The xInfer Workflow: Build Once, Infer Fast

The core philosophy of xInfer is to do as much work as possible ahead of time so that your final inference pipeline is as lean and fast as humanly possible. This is achieved through a clear, two-stage workflow.

xInfer Workflow Diagram (You would create a simple diagram for this: [Model Training] -> [ONNX] -> [xInfer Build Step] -> [TensorRT Engine] -> [xInfer Inference Step])

Stage 1: The Build Step (Offline)

This is the "factory" where you create your hyper-optimized "F1 car" engine. This is a one-time, offline process that you run during development or as part of your CI/CD pipeline.

The goal of this stage is to convert a trained model from a flexible, high-level format into a rigid, hardware-specific, and incredibly fast TensorRT engine file.

1a. Start with a Trained Model

Your journey begins with a model that has already been trained in a framework like PyTorch, TensorFlow, or your own xTorch. The output of this training process is a set of learned weights.

1b.
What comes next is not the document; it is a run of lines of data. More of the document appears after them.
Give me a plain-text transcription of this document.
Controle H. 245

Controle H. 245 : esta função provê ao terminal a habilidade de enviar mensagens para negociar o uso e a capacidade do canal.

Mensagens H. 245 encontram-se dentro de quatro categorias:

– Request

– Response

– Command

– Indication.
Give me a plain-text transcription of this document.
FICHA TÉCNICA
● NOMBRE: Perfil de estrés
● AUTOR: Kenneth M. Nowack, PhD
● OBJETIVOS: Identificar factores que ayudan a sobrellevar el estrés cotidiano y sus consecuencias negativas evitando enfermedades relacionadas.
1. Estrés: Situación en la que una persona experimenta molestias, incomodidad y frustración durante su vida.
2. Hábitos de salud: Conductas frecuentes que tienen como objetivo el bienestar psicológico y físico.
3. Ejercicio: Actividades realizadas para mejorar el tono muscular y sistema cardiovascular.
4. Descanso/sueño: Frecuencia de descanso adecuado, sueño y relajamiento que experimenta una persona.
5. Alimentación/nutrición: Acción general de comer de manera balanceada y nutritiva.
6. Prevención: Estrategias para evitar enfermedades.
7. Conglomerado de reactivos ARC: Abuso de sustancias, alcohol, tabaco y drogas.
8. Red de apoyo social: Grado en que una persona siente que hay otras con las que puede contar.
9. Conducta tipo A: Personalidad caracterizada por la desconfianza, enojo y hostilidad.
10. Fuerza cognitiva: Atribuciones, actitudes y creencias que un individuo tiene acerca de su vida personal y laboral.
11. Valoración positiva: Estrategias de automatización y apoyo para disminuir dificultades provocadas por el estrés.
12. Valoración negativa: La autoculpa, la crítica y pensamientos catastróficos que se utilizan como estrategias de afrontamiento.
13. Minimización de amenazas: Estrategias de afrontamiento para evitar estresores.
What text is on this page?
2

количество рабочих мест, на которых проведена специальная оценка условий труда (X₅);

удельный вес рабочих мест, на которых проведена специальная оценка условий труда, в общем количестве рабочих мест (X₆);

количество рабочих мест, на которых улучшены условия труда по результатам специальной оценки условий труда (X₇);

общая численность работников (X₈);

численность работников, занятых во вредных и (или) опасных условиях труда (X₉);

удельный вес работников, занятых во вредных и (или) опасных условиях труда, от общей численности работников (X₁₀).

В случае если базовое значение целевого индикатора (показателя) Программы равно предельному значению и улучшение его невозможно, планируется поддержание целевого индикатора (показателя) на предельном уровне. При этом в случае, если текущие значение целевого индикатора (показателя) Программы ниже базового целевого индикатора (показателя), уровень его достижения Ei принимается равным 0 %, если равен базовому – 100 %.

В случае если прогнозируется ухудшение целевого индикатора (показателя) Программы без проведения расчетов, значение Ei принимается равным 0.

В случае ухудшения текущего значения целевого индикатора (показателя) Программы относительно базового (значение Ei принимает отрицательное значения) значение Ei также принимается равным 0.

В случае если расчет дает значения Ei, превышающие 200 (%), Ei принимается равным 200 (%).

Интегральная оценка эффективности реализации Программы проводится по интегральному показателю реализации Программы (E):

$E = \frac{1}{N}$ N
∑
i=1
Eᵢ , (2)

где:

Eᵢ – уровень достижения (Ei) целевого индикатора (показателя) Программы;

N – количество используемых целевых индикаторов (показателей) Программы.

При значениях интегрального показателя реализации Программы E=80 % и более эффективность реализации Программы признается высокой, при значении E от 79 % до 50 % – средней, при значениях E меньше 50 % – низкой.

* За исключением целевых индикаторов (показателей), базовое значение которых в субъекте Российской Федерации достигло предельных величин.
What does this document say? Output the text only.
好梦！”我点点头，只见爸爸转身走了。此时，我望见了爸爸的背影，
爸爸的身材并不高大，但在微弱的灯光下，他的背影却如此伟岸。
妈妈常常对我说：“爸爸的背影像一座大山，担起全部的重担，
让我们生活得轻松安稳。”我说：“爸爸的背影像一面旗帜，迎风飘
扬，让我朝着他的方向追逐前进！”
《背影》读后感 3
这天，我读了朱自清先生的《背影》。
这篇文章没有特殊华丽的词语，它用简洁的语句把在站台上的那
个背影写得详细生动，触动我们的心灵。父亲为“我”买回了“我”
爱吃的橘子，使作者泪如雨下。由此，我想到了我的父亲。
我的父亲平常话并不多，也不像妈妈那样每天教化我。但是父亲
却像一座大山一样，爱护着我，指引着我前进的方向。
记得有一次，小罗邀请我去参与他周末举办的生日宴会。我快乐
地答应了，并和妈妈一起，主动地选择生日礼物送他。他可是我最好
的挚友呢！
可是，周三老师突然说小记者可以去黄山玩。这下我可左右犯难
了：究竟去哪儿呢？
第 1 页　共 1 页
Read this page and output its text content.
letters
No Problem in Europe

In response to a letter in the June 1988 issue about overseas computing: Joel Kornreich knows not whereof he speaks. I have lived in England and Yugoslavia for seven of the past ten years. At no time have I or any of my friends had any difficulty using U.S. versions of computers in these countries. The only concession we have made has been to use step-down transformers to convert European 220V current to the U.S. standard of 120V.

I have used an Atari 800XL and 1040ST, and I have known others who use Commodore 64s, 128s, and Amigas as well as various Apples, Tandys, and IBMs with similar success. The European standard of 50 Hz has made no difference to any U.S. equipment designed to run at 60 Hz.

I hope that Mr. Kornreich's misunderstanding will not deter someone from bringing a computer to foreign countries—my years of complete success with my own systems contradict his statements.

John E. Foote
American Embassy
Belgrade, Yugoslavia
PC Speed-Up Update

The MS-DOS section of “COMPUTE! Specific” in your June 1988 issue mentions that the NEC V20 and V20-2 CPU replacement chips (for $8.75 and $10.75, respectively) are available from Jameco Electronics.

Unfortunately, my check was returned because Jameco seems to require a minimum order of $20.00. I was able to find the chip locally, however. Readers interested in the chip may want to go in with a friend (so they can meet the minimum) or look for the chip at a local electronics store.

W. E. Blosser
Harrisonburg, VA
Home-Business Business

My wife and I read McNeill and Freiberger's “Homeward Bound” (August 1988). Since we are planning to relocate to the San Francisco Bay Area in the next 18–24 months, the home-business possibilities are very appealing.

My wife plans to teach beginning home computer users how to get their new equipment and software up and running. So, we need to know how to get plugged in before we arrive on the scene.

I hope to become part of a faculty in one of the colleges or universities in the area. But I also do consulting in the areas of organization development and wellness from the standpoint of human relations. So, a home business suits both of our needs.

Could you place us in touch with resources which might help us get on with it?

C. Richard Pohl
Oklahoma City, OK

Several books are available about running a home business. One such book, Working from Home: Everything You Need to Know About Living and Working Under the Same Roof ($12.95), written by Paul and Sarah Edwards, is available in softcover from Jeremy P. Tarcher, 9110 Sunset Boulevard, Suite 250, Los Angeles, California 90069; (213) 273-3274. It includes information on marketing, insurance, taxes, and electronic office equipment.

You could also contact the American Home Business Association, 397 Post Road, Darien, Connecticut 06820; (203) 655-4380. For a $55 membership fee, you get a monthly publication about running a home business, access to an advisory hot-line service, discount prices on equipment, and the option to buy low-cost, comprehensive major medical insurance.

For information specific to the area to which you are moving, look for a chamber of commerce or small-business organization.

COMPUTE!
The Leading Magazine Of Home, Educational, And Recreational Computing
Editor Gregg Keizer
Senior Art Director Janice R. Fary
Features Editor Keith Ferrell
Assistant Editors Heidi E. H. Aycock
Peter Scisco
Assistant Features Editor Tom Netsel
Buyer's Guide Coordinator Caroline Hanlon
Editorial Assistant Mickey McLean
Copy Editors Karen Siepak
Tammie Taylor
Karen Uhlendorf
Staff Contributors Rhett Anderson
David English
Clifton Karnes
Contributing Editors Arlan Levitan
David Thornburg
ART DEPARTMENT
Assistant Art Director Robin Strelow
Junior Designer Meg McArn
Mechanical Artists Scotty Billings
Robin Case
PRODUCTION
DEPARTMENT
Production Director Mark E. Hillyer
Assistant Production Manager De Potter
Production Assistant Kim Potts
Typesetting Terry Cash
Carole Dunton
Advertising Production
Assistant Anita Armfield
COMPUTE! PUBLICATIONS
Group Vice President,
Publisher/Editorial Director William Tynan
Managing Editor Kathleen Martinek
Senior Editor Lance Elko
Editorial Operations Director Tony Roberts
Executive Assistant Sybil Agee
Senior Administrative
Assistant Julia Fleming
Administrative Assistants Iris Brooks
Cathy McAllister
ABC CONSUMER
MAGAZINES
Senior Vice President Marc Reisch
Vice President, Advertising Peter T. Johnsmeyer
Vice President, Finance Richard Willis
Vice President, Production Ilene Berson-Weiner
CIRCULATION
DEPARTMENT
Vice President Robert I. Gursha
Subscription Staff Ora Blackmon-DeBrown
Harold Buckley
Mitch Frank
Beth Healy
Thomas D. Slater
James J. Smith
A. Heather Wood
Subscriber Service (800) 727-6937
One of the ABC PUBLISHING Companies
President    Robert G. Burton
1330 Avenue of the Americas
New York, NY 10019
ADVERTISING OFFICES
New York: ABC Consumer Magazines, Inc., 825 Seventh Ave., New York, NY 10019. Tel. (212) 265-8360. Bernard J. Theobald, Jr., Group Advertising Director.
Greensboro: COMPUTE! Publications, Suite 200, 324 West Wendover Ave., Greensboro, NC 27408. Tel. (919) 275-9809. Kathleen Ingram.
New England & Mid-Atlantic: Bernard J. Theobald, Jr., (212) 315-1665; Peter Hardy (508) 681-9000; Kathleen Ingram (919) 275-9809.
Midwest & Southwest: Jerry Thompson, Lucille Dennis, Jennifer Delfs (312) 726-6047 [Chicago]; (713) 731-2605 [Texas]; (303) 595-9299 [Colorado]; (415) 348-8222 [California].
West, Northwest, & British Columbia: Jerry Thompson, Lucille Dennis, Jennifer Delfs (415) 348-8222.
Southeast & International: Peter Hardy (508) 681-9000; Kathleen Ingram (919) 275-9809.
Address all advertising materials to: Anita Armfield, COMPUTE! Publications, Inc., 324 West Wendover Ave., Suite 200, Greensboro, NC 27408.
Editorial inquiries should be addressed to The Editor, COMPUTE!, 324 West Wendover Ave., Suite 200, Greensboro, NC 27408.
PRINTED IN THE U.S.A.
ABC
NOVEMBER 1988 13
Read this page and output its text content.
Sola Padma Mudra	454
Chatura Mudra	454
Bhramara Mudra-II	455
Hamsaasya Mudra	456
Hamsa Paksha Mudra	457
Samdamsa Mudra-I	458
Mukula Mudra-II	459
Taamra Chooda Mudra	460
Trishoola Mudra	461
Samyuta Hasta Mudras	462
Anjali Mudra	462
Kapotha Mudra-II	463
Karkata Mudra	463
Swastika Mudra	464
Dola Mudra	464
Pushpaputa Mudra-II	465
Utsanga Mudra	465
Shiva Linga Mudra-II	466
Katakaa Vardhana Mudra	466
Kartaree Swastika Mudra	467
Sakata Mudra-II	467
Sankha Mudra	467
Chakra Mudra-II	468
Export to a Standard Format: ONNX

TensorRT, the core optimization engine used by xInfer, works best with a standard, open-source format called ONNX (Open Neural Network Exchange). An ONNX file describes the architecture of your model in a way that different tools can understand.

  • From xTorch: You can use the xinfer::builders::export_to_onnx() function to convert your trained xTorch models.
  • From Python: You would use the standard torch.onnx.export() function.

This step gives you a portable, framework-agnostic representation of your model (e.g., yolov8n.onnx).

1c. Build the TensorRT Engine with xInfer

This is the most critical part of the build step and where xInfer provides its first major value. You use the xinfer-cli tool or the xinfer::builders::EngineBuilder C++ class to perform the final compilation.

This step does several powerful things:

  • Parses the ONNX Graph: It reads your model's architecture.
  • Applies Optimizations: It performs graph-level optimizations like layer fusion, combining Conv+BN+ReLU into a single operation.
  • Applies Quantization: If you enable it, it will convert the model's weights to faster, lower-precision formats like FP16 or INT8.
  • Hardware-Specific Tuning: It selects the absolute fastest, hand-tuned CUDA kernels (called "tactics") for each layer on your specific GPU architecture.
  • Serializes the Engine: It saves the final, fully optimized, and compiled model into a single binary file (e.g., yolov8n_fp16.engine).

The output of this stage is a single .engine file. This file is the only artifact you need to ship with your final application.

Stage 2: The Inference Step (Real-Time)

This is what happens inside your final, deployed C++ application. This stage is designed to be extremely fast, lightweight, and have minimal dependencies. Your application does not need the heavy ONNX parser or TensorRT builder libraries; it only needs the much smaller TensorRT runtime.

2a. Load the Engine

Your application uses the xinfer::zoo or xinfer::core API to load the pre-built .engine file. This is a very fast operation, as it simply deserializes the compiled graph into GPU memory.

#include <xinfer/zoo/vision/detector.h>
 
// The application only needs the final .engine file.
xinfer::zoo::vision::DetectorConfig config;
config.engine_path = "yolov8n_fp16.engine";
config.labels_path = "coco.names";
 
xinfer::zoo::vision::ObjectDetector detector(config);

2b. Pre-process Input Data

User input (like a camera frame or a piece of audio) needs to be converted into a GPU tensor. xInfer provides hyper-optimized, fused CUDA kernels for these tasks in the xinfer::preproc module to avoid CPU bottlenecks. The zoo classes handle this for you automatically.

2c. Run Inference

You call the .predict() method. This is where the magic happens. The xinfer::core::InferenceEngine takes your input tensor and executes the pre-compiled, hyper-optimized graph on the GPU. This is the fastest part of the entire process.

2d. Post-process Output Data

The raw output from the model (logits) is often not the final answer. It needs to be converted into a human-readable format. xInfer provides fused CUDA kernels for common post-processing bottlenecks (like NMS for object detection or ArgMax for segmentation) in the xinfer::postproc module.

#include <opencv2/opencv.hpp>
 
// The .predict() call handles pre-processing, inference, and post-processing.
cv::Mat image = cv::imread("my_image.jpg");
auto detections = detector.predict(image); // Returns a clean vector of bounding boxes

Summary of the Workflow

Stage What Happens Tools Used Output
Build Step (Offline) A slow, one-time process of compiling and optimizing a trained model for a specific hardware target. xTorch/PyTorch, xinfer-cli, xinfer::builders A single .engine file
Inference Step (Runtime) A blazing-fast, real-time process of loading the engine and running it on new data. xinfer::zoo, xinfer::core, xinfer::preproc, xinfer::postproc The final prediction

By separating these two concerns, xInfer allows you to pay the high cost of optimization once, during development, and then reap the benefits of extreme performance in your final, lightweight C++ application.